Baca berita tanpa iklan. Gabung Kompas.com+

Dikritik Apindo Soal Lelang Gula Rafinasi, Ini Jawaban Bappebti

Kompas.com - 06/10/2017, 13:58 WIB
Aprillia Ika

Penulis

MALANG, KOMPAS.com - Pasar lelang Gula Kristal Rafinasi (GKR) akan segera bergulir setelah aturannya hadir pada 17 Maret 2017 lalu.

Pasar lelang GKR merupakan pasar lelang elektronik yang menyelenggarakan transaksi jual beli GKR secara online dan real time dengan metode Permintaan Beli (Bid) dan Penawaran Jual (Offer). Volume Penjual atau Pembeli sebanyak 1 ton, 5 ton, dan 25 ton.

Pengaturan perdagangan GKR melalui pasar lelang diharapkan dapat menjaga ketersediaan, penyebaran, dan stabilitas harga gula nasional, serta memberi kesempatan usaha yang sama bagi industri besar dan kecil dalam memperoleh GKR.

Namun, upaya ini mendapat kritikan dan penolakan dari Asosiasi Pengusaha Indonesia (Apindo). Apindo berpandangan seharusnya pemerintah mengontrol harga gula agar lebih efektif dibanding negara tetangga ketimbang menerapkan sistem lelang.

Apindo juga berpendapat, industri besar tidak akan menjual GKR ke pasaran dan menyebabkan terjadinya rembes ke pasaran.

Karena, GKR merupakan bahan baku untuk makanan atau minuman. Menurut Apindo, menjual makanan atau minuman olahan akan mendapatkan nilai yang lebih besar ketimbang menjual gula kristal rafinasi ke pasaran.

"Kalau (tujuannya agar) harga GKR lebih murah bagi UKM rasanya secara alamiah sulit. Pasti yang duitnya besar akan mendapatkan penawaran yang besar," ujar Hariyadi Sukamdani, Ketua Apindo di Gedung Permata Kuningan, Jakarta, Rabu (27/9/2017).

Bagaimana tanggapan Badan Pengawas Perdagangan Berjangka Komoditi (Bappebti) Kementerian Perdagangan (Kemendag) mengenai hal ini?

Bachrul Chairi, Kepala Bappebti mengatakan, bahwa pemerintah memiliki alasan tersendiri untuk menggunakan skema lelang ini. Terutama, untuk menekan kebocoran GKR di pasaran dan memberikan UKM harga yang murah. 

Dia memaparkan, saat ini rembesan gula rafinasi di pasar diestimasi mencapai 300.000 ton per tahun. Namun, ada perhitungan lain yang mengestimasi rembesannya mencapai 700.000 ton per tahun.

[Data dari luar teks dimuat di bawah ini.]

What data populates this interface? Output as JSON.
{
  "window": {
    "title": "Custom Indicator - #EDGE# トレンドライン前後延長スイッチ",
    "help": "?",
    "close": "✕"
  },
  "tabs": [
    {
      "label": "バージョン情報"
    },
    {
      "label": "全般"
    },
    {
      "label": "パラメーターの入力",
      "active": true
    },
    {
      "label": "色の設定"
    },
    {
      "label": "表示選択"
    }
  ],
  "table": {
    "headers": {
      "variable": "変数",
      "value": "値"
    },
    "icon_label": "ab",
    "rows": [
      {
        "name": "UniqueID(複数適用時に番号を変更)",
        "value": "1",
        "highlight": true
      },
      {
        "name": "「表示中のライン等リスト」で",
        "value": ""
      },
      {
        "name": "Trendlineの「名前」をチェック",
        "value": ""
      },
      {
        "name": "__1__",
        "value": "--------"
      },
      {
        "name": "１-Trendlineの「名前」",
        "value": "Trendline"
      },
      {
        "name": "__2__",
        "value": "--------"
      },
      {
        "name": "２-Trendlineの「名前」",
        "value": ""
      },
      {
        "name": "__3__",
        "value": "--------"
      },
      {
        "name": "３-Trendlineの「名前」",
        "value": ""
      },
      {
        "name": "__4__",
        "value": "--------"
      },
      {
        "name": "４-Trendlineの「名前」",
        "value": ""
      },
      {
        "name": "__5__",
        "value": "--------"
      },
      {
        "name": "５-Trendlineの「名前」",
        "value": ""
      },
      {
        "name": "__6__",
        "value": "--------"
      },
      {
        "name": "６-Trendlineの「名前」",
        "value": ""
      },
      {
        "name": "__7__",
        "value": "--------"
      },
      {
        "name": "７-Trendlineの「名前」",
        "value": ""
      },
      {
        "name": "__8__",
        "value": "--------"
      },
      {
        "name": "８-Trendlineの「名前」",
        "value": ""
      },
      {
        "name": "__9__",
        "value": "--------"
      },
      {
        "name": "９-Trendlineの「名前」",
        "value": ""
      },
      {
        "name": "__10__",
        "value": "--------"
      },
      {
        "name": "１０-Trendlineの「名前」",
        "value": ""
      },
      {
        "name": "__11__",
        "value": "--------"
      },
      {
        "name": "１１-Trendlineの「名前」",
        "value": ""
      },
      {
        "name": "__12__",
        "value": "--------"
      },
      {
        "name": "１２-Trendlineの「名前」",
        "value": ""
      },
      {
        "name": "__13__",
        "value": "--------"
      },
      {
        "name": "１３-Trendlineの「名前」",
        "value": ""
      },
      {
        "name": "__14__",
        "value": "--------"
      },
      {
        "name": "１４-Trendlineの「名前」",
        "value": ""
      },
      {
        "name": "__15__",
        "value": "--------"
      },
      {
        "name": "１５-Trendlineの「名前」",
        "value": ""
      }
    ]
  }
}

Gara-gara rembesan tersebut, sebanyak 1,5 juta ton gula petani yang tidak bisa dipasarkan. Padahal, konsumsi gula masyarakat terus terjadi.

"Rembes 300.000 ton itu baru dari sisi industrinya, belum dari sisi makanan-dan minumannya. Dengan konteks yang ada sekarang, siapa pembocornya kami belum tahu tetapi yang penting adalah adanya regulasi yang pas untuk mencegah rembesan," kata Bachrul saat acara pelatihan wartaan industri perdagangan berjangka komoditi di Malang, Jumat (6/10/2017).

Menurut Bachrul, pemerintah saat ini perlu memiliki neraca gula, sehingga pemerintah bisa melihat berapa jumlah kebutuhan GKR yang pas. "Sebab jika saat ini jumlah rembesan GKR ke pasar masih simpang siur, sudah jelas ada yang memainkan," lanjutnya.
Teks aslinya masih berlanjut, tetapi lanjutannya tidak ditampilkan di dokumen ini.